An exhibition organized by Lehmann in Halle in 2014 "The wrong Augustus". A questionable bronze portrait of the first Roman emperor including a workshop, the results of which were published in 2015 under the title "Authenticity and Originality of Ancient Bronze Images", deepened the problem of falsification of ancient bronze images and offered exemplary solutions. This publication was also immediately noted by the international specialist community and, as the reviews can show, lively scientifically discussed. So far, there are no scientifically justified suggestions for correcting the suspicious "Alexander Stendal" within the specialist department, which does not apply equally to other bronze works listed as suspicious in the catalog.

== Works ==
- Mythologische Prachtreliefs. Dissertation. Universität Bonn 1988. Weiss, Bamberg 1996, ISBN 3-928591-80-0 (Studien zur Kunst der Antike und ihrem Nachleben. Band 1).

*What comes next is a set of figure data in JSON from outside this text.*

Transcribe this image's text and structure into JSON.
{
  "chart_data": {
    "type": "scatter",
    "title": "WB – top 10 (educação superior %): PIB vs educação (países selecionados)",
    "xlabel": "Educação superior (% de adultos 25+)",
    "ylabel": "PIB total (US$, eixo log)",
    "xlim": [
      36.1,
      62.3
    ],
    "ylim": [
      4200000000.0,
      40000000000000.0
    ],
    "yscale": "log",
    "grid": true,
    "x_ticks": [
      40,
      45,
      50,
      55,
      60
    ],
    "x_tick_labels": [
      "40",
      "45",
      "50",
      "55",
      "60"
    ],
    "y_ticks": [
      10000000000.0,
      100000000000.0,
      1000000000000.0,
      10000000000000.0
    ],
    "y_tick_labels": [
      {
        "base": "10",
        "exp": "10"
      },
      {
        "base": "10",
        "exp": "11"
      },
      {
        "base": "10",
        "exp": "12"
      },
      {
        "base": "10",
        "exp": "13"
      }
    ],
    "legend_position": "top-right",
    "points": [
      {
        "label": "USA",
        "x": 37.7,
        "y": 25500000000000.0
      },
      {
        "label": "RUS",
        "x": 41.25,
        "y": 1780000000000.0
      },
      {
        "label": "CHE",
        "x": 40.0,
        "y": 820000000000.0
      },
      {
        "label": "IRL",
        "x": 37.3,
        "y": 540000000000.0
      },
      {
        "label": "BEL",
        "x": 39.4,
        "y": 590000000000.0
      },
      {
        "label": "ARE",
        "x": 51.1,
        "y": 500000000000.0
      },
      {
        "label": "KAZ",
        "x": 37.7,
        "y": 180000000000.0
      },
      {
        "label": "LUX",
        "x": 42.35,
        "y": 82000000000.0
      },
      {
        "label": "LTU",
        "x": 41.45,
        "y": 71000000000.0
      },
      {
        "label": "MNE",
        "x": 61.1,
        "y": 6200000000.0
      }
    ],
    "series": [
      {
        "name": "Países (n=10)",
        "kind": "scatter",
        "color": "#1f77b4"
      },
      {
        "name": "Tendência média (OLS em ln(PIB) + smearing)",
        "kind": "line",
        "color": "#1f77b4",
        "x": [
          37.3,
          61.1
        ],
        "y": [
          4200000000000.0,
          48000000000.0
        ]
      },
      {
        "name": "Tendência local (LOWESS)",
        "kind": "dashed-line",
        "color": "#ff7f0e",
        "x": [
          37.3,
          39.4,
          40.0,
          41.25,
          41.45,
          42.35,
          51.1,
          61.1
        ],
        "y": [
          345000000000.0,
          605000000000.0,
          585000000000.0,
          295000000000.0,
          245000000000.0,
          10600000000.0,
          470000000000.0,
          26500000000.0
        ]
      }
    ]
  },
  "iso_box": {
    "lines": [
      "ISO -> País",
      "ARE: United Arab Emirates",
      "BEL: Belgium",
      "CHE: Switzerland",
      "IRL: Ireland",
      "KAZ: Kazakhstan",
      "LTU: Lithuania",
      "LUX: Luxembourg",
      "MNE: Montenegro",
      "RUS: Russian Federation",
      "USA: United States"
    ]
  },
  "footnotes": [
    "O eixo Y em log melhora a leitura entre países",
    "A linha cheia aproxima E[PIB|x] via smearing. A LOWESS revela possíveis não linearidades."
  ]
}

- with Andreas E. Furtwängler (ed.s): Alexander der Große – einst in Stendal: Original – Kopie – Fälschung? Halle (Saale) 2009, ISBN 978-3-941171-29-9 (Kataloge und Schriften des Archäologischen Museums der Martin-Luther-Universität. Band 2).

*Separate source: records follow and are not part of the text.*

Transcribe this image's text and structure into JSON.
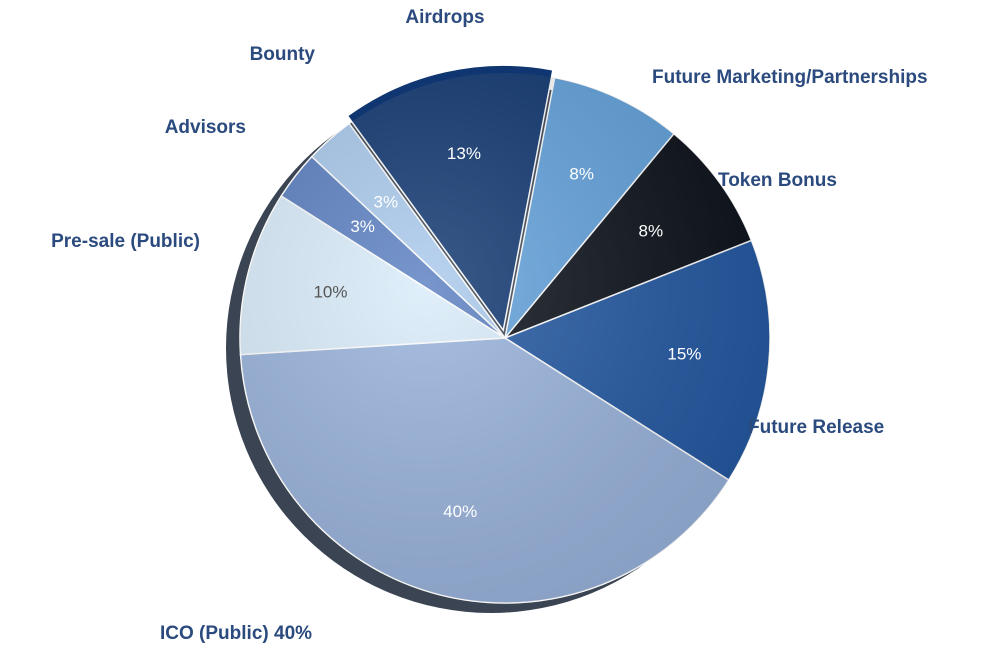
{
  "chart_data": {
    "type": "pie",
    "categories": [
      "Airdrops",
      "Future Marketing/Partnerships",
      "Token Bonus",
      "Future Release",
      "ICO (Public) 40%",
      "Pre-sale (Public)",
      "Advisors",
      "Bounty"
    ],
    "values": [
      13,
      8,
      8,
      15,
      40,
      10,
      3,
      3
    ],
    "value_labels": [
      "13%",
      "8%",
      "8%",
      "15%",
      "40%",
      "10%",
      "3%",
      "3%"
    ],
    "colors": [
      "#0f3670",
      "#62a2dc",
      "#0b1019",
      "#2257a1",
      "#98b3dc",
      "#d9ecfa",
      "#5a7fc1",
      "#a9c9ec"
    ]
  }
}
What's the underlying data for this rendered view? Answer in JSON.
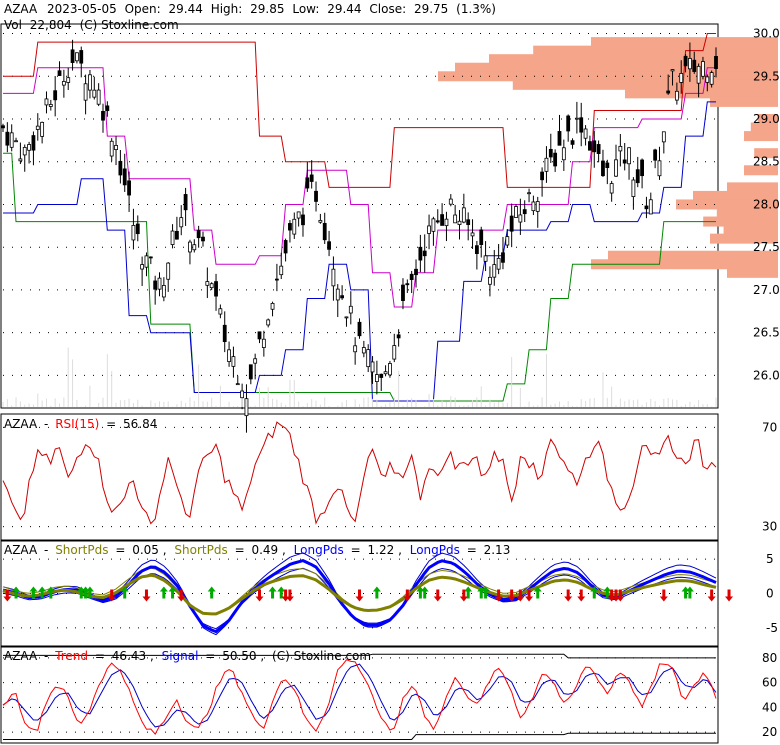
{
  "chart_data": [
    {
      "type": "candlestick",
      "header": {
        "symbol": "AZAA",
        "date": "2023-05-05",
        "open_label": "Open:",
        "open": "29.44",
        "high_label": "High:",
        "high": "29.85",
        "low_label": "Low:",
        "low": "29.44",
        "close_label": "Close:",
        "close": "29.75",
        "change": "(1.3%)",
        "volume_label": "Vol",
        "volume": "22,804",
        "credit": "(C) Stoxline.com"
      },
      "y_ticks": [
        "30.0",
        "29.5",
        "29.0",
        "28.5",
        "28.0",
        "27.5",
        "27.0",
        "26.5",
        "26.0"
      ],
      "ylim": [
        25.63,
        30.1
      ],
      "price_path": [
        28.9,
        28.6,
        29.1,
        29.7,
        29.5,
        28.8,
        27.6,
        27.0,
        27.9,
        27.4,
        26.4,
        25.8,
        26.9,
        27.7,
        28.2,
        27.2,
        26.3,
        25.9,
        26.8,
        27.6,
        28.0,
        27.7,
        27.2,
        27.8,
        28.2,
        28.7,
        29.0,
        28.3,
        28.6,
        28.0,
        29.4,
        29.6,
        29.7
      ],
      "upper_channel_red": [
        29.5,
        29.5,
        29.9,
        29.9,
        29.9,
        29.9,
        29.9,
        29.9,
        29.9,
        29.9,
        29.9,
        29.9,
        28.8,
        28.5,
        28.5,
        28.2,
        28.2,
        28.2,
        28.9,
        28.9,
        28.9,
        28.9,
        28.9,
        28.2,
        28.2,
        28.2,
        28.2,
        29.1,
        29.1,
        29.1,
        29.1,
        29.8,
        30.0
      ],
      "mid_channel_magenta": [
        29.3,
        29.3,
        29.6,
        29.6,
        29.6,
        28.8,
        28.3,
        28.3,
        28.3,
        27.7,
        27.3,
        27.3,
        27.4,
        28.0,
        28.4,
        28.4,
        28.0,
        27.2,
        26.8,
        27.2,
        27.7,
        27.7,
        27.7,
        28.0,
        28.0,
        28.0,
        28.5,
        28.9,
        28.9,
        29.0,
        29.0,
        29.3,
        29.6
      ],
      "lower_channel_blue": [
        27.9,
        27.9,
        28.0,
        28.0,
        28.3,
        27.7,
        26.7,
        26.5,
        26.5,
        25.8,
        25.8,
        25.8,
        26.0,
        26.3,
        26.9,
        27.3,
        27.0,
        25.7,
        25.7,
        25.7,
        26.4,
        27.1,
        27.4,
        27.7,
        27.7,
        27.8,
        28.0,
        27.8,
        27.8,
        27.9,
        28.2,
        28.8,
        29.2
      ],
      "lowest_channel_green": [
        28.6,
        27.8,
        27.8,
        27.8,
        27.8,
        27.8,
        27.8,
        26.6,
        26.6,
        25.8,
        25.8,
        25.8,
        25.8,
        25.8,
        25.8,
        25.8,
        25.8,
        25.8,
        25.7,
        25.7,
        25.7,
        25.7,
        25.7,
        25.9,
        26.3,
        26.9,
        27.3,
        27.3,
        27.3,
        27.3,
        27.8,
        27.8,
        27.8
      ],
      "volume_profile": [
        [
          29.9,
          0.55
        ],
        [
          29.8,
          0.72
        ],
        [
          29.7,
          0.85
        ],
        [
          29.6,
          0.95
        ],
        [
          29.5,
          1.0
        ],
        [
          29.4,
          0.78
        ],
        [
          29.3,
          0.45
        ],
        [
          29.2,
          0.2
        ],
        [
          29.0,
          0.06
        ],
        [
          28.9,
          0.08
        ],
        [
          28.8,
          0.1
        ],
        [
          28.6,
          0.07
        ],
        [
          28.4,
          0.1
        ],
        [
          28.2,
          0.15
        ],
        [
          28.1,
          0.25
        ],
        [
          28.0,
          0.3
        ],
        [
          27.9,
          0.18
        ],
        [
          27.8,
          0.22
        ],
        [
          27.7,
          0.16
        ],
        [
          27.6,
          0.2
        ],
        [
          27.4,
          0.5
        ],
        [
          27.3,
          0.55
        ],
        [
          27.2,
          0.15
        ]
      ]
    },
    {
      "type": "line",
      "title_symbol": "AZAA",
      "series_name": "RSI(15)",
      "value": "56.84",
      "y_ticks": [
        "70",
        "30"
      ],
      "ylim": [
        25,
        75
      ],
      "path": [
        48,
        38,
        29,
        52,
        60,
        55,
        63,
        48,
        58,
        66,
        60,
        45,
        35,
        40,
        52,
        36,
        30,
        44,
        60,
        41,
        33,
        50,
        58,
        62,
        50,
        43,
        35,
        54,
        60,
        68,
        72,
        66,
        55,
        43,
        32,
        40,
        48,
        38,
        30,
        50,
        62,
        46,
        55,
        49,
        60,
        42,
        56,
        48,
        61,
        53,
        56,
        60,
        47,
        62,
        55,
        40,
        63,
        55,
        47,
        68,
        60,
        52,
        49,
        57,
        66,
        54,
        42,
        38,
        47,
        64,
        56,
        58,
        67,
        55,
        58,
        66,
        50,
        57
      ]
    },
    {
      "type": "line",
      "title_symbol": "AZAA",
      "series": [
        {
          "name": "ShortPds",
          "value": "0.05",
          "color": "#808000"
        },
        {
          "name": "ShortPds",
          "value": "0.49",
          "color": "#808000"
        },
        {
          "name": "LongPds",
          "value": "1.22",
          "color": "#0000ff"
        },
        {
          "name": "LongPds",
          "value": "2.13",
          "color": "#0000ff"
        }
      ],
      "y_ticks": [
        "5",
        "0",
        "-5"
      ],
      "ylim": [
        -7.5,
        7.5
      ],
      "long_path": [
        0.5,
        0.1,
        -0.6,
        -0.5,
        0.2,
        0.6,
        0.5,
        -0.4,
        -1.1,
        -0.5,
        1.2,
        3.2,
        4.0,
        3.0,
        1.0,
        -2.0,
        -4.7,
        -5.6,
        -4.1,
        -1.5,
        0.5,
        2.0,
        3.2,
        4.3,
        4.8,
        3.9,
        1.6,
        -1.3,
        -3.5,
        -4.6,
        -4.6,
        -3.8,
        -1.7,
        1.2,
        3.7,
        4.8,
        4.4,
        3.0,
        1.2,
        -0.2,
        -1.0,
        -0.8,
        0.5,
        2.0,
        3.3,
        3.7,
        3.0,
        1.2,
        -0.3,
        -0.6,
        0.3,
        1.2,
        2.0,
        2.8,
        3.3,
        3.1,
        2.4,
        1.6
      ],
      "short_path": [
        0.4,
        -0.1,
        -0.4,
        -0.2,
        0.3,
        0.5,
        0.2,
        -0.4,
        -0.6,
        0.1,
        1.3,
        2.4,
        2.7,
        1.8,
        0.2,
        -1.8,
        -2.9,
        -3.0,
        -2.2,
        -0.9,
        0.4,
        1.4,
        2.0,
        2.5,
        2.6,
        2.0,
        0.7,
        -0.9,
        -2.0,
        -2.5,
        -2.4,
        -1.9,
        -0.8,
        0.7,
        1.9,
        2.4,
        2.2,
        1.6,
        0.8,
        0.1,
        -0.4,
        -0.3,
        0.4,
        1.1,
        1.8,
        2.0,
        1.6,
        0.7,
        0.0,
        -0.2,
        0.3,
        0.8,
        1.2,
        1.6,
        1.9,
        1.8,
        1.3,
        0.9
      ],
      "buy_signal_index": [
        3,
        7,
        9,
        11,
        18,
        19,
        20,
        28,
        37,
        39,
        48,
        62,
        64,
        86,
        96,
        97,
        107,
        110,
        111,
        123,
        136,
        139,
        157,
        158
      ],
      "sell_signal_index": [
        1,
        25,
        33,
        41,
        59,
        65,
        66,
        82,
        93,
        100,
        106,
        114,
        117,
        119,
        121,
        130,
        133,
        140,
        141,
        142,
        152,
        163,
        167
      ]
    },
    {
      "type": "line",
      "title_symbol": "AZAA",
      "series": [
        {
          "name": "Trend",
          "value": "46.43",
          "color": "#ff0000"
        },
        {
          "name": "Signal",
          "value": "50.50",
          "color": "#0000ff"
        }
      ],
      "credit": "(C) Stoxline.com",
      "y_ticks": [
        "80",
        "60",
        "40",
        "20"
      ],
      "ylim": [
        12,
        88
      ],
      "trend_path": [
        40,
        55,
        30,
        18,
        45,
        60,
        48,
        25,
        38,
        62,
        75,
        70,
        45,
        25,
        18,
        30,
        48,
        30,
        20,
        38,
        60,
        72,
        55,
        35,
        20,
        48,
        65,
        55,
        30,
        22,
        40,
        70,
        80,
        72,
        55,
        30,
        18,
        45,
        60,
        35,
        22,
        48,
        65,
        50,
        40,
        62,
        72,
        55,
        30,
        48,
        70,
        60,
        40,
        55,
        75,
        65,
        50,
        70,
        62,
        40,
        55,
        78,
        70,
        45,
        58,
        70,
        48
      ],
      "signal_path": [
        42,
        48,
        38,
        28,
        36,
        50,
        52,
        38,
        34,
        50,
        66,
        71,
        58,
        38,
        24,
        26,
        38,
        36,
        26,
        30,
        48,
        64,
        62,
        45,
        30,
        38,
        55,
        58,
        44,
        30,
        34,
        55,
        72,
        75,
        64,
        45,
        28,
        36,
        52,
        46,
        32,
        40,
        56,
        54,
        45,
        54,
        66,
        62,
        44,
        45,
        60,
        63,
        50,
        52,
        66,
        68,
        58,
        64,
        64,
        50,
        52,
        68,
        72,
        58,
        56,
        64,
        52
      ]
    }
  ]
}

- with Ralph Einicke etc. (ed.s): Festschrift für Andreas E. Furtwängler. Zurück zum Gegenstand. 2 Bände. Beier & Beran, Langenweißbach 2009, ISBN 978-3-941171-16-9 (Schriften des Zentrums für Archäologie und Kulturgeschichte des Schwarzmeerraume. Band 16).
- with Katja Schneider (ed.s): Oskar Kokoschkas Antike. Eine europäische Vision der Moderne. Katalogbuch der Stiftung Moritzburg Halle. Kunstmuseum des Landes Sachsen-Anhalt, München 2010, ISBN 978-3-7774-2581-8.